The Last Voyage of the Demeter imagines what the novel mostly implies, a two-hour expansion of the Demeter’s doomed journey that trades the novel’s Gothic horror for something akin to Ridley Scott’s Alien, but with more melodrama and less subtlety. The film follows Clemens (Corey Hawkins of In the Heights), an itinerant Black doctor who joins the crew of the Demeter mostly by chance. While the ship’s captain, Eliot (Game of Thrones’ Liam Cunningham), welcomes Clemens aboard, the crew regards him with suspicion — partly because he’s a newcomer among a tight-knit group of sailors, and partly because of prejudices they harbor.
Clemens, in their eyes, has two marks against him: his race and his education. To the crew, the latter in particular means he’s likely unaccustomed to the physical demands of life at sea, and no different from the cargo they must safeguard across the ocean. The Last Voyage of the Demeter makes very little of this dynamic. It’s mostly functional, a character beat meant to help foster mistrust as the vampire begins picking off cattle and crew.
In fact, The Last Voyage of the Demeter makes very little of most of its potential assets. It’s a film with no vision, a puzzling adaptation that’s so straightforward, viewers might believe every beat comes from Stoker’s novel and not a screenplay imagining what happened between the pages. Maybe the two decades the film spent in development, being rewritten and recast, are to blame; every colorful choice seems to have been wrung out of the script. At every moment, there’s potential for Demeter to become something distinct and interesting, but the screenplay and Øvredal’s direction choose otherwise, embracing straightforward competence over any style or flair. It’s dry historical fiction, Horatio Hornblower’s Dracula.
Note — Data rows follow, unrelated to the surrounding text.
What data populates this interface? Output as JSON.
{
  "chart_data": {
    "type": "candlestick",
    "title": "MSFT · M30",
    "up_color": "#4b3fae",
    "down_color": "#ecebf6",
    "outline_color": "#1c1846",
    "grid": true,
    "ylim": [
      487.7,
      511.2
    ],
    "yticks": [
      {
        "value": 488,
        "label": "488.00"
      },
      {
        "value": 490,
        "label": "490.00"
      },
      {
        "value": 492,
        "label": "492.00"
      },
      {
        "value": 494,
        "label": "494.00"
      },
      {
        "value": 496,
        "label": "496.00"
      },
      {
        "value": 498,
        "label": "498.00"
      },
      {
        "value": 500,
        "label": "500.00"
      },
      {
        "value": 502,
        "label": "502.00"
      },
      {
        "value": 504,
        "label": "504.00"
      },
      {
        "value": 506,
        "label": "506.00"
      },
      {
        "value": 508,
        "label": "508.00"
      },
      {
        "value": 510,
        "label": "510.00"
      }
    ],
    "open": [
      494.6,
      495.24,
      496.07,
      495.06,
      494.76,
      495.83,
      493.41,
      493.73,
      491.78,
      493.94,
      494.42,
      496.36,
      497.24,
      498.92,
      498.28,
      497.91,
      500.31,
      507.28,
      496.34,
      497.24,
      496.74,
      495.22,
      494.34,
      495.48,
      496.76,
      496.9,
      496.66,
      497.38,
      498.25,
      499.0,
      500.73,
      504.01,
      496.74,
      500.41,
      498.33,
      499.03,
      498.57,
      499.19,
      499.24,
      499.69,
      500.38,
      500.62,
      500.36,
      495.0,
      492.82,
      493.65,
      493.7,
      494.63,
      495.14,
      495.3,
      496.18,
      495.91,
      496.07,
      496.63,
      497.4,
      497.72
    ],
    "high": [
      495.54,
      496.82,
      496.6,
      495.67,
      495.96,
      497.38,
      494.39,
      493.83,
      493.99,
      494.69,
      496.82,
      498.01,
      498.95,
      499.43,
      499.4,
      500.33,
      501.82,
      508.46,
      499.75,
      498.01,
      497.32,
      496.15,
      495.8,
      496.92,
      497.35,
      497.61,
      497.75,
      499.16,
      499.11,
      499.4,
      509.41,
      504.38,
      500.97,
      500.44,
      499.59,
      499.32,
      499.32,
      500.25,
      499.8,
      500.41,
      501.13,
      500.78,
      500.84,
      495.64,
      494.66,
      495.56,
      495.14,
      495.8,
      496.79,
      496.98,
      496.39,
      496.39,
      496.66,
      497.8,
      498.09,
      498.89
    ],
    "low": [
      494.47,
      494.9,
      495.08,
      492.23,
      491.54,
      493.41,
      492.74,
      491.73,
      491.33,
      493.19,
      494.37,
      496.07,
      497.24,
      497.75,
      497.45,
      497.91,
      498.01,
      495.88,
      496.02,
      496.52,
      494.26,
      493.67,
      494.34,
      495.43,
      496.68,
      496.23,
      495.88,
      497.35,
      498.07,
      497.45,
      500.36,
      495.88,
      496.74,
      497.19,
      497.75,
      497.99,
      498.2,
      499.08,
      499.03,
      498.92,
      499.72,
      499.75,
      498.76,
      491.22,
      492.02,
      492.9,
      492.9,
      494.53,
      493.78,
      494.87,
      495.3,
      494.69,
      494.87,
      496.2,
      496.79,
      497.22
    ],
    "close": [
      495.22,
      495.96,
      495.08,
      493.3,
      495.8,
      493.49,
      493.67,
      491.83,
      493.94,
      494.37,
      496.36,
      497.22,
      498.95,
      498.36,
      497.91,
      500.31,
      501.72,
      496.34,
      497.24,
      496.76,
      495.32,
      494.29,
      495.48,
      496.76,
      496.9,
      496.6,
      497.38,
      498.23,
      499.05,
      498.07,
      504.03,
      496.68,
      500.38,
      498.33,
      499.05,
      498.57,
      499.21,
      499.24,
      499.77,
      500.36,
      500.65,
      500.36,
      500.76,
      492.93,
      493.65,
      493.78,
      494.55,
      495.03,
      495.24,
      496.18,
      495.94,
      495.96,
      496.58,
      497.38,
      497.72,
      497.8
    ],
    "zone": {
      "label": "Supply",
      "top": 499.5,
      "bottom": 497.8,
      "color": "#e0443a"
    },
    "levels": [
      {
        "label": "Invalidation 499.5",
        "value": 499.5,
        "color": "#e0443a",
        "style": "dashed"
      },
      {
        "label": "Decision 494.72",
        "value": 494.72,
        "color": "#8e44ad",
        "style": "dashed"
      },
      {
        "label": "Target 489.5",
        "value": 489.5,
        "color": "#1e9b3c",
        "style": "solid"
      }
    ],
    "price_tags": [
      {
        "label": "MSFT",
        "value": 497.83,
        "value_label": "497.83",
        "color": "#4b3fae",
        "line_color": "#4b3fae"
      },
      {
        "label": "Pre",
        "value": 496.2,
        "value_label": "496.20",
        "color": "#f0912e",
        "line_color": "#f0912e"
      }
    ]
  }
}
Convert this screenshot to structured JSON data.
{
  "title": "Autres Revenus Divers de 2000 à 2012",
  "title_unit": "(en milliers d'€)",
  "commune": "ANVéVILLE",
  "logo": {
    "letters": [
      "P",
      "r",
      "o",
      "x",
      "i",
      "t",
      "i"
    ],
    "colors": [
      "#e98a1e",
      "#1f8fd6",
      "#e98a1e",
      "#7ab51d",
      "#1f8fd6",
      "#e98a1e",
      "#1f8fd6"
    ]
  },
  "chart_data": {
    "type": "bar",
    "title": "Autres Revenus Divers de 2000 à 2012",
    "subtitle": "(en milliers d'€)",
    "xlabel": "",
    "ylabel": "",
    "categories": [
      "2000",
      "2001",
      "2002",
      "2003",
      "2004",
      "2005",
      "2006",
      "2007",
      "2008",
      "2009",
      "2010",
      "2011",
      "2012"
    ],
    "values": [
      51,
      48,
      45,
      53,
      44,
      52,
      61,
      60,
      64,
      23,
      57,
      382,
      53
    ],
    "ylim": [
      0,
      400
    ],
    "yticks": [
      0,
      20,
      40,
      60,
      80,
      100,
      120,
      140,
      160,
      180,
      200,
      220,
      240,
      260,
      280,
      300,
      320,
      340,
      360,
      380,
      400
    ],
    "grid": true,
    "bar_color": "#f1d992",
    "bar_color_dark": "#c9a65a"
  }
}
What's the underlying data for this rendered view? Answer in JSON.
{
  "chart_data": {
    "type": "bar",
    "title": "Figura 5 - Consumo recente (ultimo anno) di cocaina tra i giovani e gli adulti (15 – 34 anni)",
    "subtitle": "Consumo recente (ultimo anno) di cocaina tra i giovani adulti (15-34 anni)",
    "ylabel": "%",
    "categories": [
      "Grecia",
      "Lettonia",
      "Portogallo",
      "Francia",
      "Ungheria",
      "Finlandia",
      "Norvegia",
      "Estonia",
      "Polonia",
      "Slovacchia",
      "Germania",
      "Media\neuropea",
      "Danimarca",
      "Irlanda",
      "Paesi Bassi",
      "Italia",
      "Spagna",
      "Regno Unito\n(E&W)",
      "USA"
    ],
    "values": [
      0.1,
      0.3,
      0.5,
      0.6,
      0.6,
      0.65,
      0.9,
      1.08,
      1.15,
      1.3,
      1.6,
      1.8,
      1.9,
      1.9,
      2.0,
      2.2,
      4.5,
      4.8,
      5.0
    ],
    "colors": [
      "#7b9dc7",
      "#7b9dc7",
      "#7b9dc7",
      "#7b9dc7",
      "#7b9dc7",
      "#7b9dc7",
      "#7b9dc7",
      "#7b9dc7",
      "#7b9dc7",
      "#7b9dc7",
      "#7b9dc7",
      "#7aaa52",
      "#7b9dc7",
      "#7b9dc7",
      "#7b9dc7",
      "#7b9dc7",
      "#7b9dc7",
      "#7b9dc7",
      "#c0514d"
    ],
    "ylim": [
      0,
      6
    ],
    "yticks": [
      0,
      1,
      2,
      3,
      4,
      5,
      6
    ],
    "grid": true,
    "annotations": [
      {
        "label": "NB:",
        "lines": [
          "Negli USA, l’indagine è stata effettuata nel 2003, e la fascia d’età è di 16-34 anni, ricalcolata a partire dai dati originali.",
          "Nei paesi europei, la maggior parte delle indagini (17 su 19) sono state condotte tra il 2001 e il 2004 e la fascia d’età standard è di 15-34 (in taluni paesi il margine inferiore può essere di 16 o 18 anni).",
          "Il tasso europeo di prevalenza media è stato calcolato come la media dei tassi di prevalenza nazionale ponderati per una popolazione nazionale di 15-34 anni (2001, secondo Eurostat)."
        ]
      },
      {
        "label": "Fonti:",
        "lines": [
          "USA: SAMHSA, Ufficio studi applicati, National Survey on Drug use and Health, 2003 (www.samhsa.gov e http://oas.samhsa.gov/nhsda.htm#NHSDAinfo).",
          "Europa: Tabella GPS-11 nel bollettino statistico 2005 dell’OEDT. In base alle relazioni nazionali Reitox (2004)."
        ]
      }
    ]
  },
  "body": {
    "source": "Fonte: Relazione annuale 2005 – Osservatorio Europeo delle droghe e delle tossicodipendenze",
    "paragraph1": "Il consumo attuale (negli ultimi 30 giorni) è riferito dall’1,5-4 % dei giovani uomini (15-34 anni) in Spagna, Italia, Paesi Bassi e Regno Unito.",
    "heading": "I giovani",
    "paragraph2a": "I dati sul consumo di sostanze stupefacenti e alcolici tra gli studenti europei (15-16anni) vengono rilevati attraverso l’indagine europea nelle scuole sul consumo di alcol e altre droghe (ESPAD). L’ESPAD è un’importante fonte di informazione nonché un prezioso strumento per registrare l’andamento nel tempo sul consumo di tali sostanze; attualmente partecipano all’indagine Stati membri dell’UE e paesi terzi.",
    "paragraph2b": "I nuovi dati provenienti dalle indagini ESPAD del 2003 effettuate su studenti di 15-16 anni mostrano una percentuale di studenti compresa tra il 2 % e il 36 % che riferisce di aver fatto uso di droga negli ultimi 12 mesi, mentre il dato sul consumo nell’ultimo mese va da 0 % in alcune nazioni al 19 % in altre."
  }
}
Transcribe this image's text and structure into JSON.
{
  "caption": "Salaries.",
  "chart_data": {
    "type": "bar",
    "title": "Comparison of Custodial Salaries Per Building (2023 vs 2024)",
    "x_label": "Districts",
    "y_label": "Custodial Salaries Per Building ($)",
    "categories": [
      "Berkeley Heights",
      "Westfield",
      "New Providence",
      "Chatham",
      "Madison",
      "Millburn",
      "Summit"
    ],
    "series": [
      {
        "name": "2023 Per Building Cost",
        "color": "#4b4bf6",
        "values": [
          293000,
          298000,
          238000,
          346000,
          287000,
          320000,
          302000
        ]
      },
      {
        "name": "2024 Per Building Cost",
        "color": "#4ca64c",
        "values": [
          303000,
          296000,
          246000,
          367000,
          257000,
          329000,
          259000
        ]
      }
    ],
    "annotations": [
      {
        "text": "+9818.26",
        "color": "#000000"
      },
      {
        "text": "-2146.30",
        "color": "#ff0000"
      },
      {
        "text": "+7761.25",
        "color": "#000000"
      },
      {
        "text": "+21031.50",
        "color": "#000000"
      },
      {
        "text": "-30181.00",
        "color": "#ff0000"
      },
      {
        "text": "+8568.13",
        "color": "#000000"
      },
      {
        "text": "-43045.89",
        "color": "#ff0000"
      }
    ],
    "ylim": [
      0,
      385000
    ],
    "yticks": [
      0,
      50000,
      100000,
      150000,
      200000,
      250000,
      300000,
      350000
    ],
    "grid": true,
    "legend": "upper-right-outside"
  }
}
This is a film that has the potential to be a paranoid thriller, but dodges paranoia as quickly as possible. It’s a slasher film that resists racking up a body count, a supernatural horror film that isn’t particularly interested in exploring the supernatural. Most importantly, it’s a vampire film about the most famous of vampires, with virtually none of the subtext that makes the bloodsuckers so frightening and enduring, nor the camp that can make them so fun. It’s a standard monster movie, with an indistinct and undistinguished monster.
The Last Voyage of the Demeter is a frustrating movie. The audience knows what to expect from vampires, but the characters do not, and without compelling characterization or stylistic flair, we’re left watching them be idiots in denial for two hours. Seriously — there’s a scene where the characters find the crate where Dracula sleeps, know that’s what it is, that he’s already killed most of the crew, and that they have a powerful weapon against him, and then… do nothing about it? It boggles the mind.
There are no surprises in The Last Voyage of the Demeter. Just about everything in the story plays out exactly how the average horror fan might assume it would, exactly how they know it will, because the movie begins with the end of the story, then does little to play up the dread that comes with that knowledge. And most of us, unfortunately, know too much about this story already. Haven’t you heard? The guy’s name is Dracula.
The Last Voyage of the Demeter debuts in theaters on Aug. 11.